Even before I hit puberty, my friends have been emigrating — to Canada, to the US. That’s why back then, I developed some sort of hatred towards these two countries. I felt like, “North America is stealing my friends.”
Years passed, and I noticed that I’d been losing friends not just to Canada or the US but also to Australia, to the UK, to the Middle East. It’s as if all the other nations are conspiring to make my life miserable. I felt like being left behind. Left alone.
But then, as I grow older, I’m starting to realise that this is life. And that it’s not about me. It’s about them. That although the friendship you share is deeply treasured, your friendship is not all there is in the world. That no matter how much distance the world puts between you two, the value of that friendship does not change.
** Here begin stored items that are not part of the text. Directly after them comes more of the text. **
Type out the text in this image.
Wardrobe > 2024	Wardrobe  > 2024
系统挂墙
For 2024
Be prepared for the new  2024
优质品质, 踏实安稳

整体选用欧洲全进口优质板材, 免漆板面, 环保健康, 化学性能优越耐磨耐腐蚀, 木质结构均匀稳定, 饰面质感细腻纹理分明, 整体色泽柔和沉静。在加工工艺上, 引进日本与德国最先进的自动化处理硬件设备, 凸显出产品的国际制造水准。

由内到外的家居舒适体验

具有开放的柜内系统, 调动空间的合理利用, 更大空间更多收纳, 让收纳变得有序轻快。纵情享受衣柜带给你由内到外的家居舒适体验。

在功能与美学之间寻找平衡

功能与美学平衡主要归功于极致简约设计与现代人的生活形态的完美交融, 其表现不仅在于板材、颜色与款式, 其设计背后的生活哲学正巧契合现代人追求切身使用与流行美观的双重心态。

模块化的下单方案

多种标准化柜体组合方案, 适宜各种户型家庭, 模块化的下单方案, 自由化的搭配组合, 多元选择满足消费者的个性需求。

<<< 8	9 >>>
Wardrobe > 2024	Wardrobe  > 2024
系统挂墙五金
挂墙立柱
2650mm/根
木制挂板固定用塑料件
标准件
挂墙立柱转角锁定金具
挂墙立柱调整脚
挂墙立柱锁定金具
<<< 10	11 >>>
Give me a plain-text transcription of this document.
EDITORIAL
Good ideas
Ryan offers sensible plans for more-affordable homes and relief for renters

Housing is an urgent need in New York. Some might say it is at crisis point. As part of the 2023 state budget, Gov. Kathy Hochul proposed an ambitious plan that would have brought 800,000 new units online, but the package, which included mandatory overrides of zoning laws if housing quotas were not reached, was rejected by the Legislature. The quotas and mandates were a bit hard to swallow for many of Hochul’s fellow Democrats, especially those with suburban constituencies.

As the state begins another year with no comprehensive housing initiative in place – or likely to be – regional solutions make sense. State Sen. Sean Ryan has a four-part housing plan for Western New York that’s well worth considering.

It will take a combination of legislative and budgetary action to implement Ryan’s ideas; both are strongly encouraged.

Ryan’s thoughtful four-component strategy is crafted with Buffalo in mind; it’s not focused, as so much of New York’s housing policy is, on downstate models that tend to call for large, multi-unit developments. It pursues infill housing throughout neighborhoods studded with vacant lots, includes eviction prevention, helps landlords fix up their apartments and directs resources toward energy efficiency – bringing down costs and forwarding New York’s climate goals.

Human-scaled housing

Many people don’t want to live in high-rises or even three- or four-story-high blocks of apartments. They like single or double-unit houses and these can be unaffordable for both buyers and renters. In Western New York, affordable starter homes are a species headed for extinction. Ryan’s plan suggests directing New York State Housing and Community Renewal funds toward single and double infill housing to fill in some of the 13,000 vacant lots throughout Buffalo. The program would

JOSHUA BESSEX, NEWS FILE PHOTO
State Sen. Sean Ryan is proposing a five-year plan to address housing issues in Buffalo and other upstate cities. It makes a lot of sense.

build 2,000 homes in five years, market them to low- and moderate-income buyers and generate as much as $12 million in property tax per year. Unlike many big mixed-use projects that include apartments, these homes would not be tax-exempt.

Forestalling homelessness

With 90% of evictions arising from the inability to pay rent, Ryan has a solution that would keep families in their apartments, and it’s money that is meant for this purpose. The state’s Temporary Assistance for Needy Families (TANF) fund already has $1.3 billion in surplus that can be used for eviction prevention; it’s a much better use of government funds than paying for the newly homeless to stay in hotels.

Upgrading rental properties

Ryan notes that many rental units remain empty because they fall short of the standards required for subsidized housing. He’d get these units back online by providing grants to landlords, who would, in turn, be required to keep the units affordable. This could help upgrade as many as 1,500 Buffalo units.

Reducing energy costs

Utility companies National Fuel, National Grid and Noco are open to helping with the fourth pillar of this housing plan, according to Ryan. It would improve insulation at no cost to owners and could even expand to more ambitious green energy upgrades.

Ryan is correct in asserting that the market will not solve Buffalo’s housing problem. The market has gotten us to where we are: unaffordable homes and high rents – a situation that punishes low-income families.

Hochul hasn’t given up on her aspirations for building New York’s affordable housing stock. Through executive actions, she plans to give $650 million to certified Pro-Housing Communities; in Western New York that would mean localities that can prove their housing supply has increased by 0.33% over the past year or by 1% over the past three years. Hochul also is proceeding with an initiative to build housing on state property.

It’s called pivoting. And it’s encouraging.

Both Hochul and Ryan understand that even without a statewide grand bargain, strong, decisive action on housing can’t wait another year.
That people come and go. Just like that.
But it’s hard to accept this truth because when people come into our lives, we love them. We love them as though they will be with us all the time. We just don’t think about the moment they’re gonna have to leave. Because we never think they are gonna. Until they do.
Who could blame us? They are friends. We get used to the comfort of their presence.
That when they reach out, it’s hard not to hold their hands.
That when they speak, it’s hard not to listen.
That when it’s their turn to listen, it’s hard not to cry.
That when we need to cry, it’s hard not to be with them.
That when we are with them, it’s hard to leave.
And that when it’s their turn to leave, it’s just hard — so hard — to let go.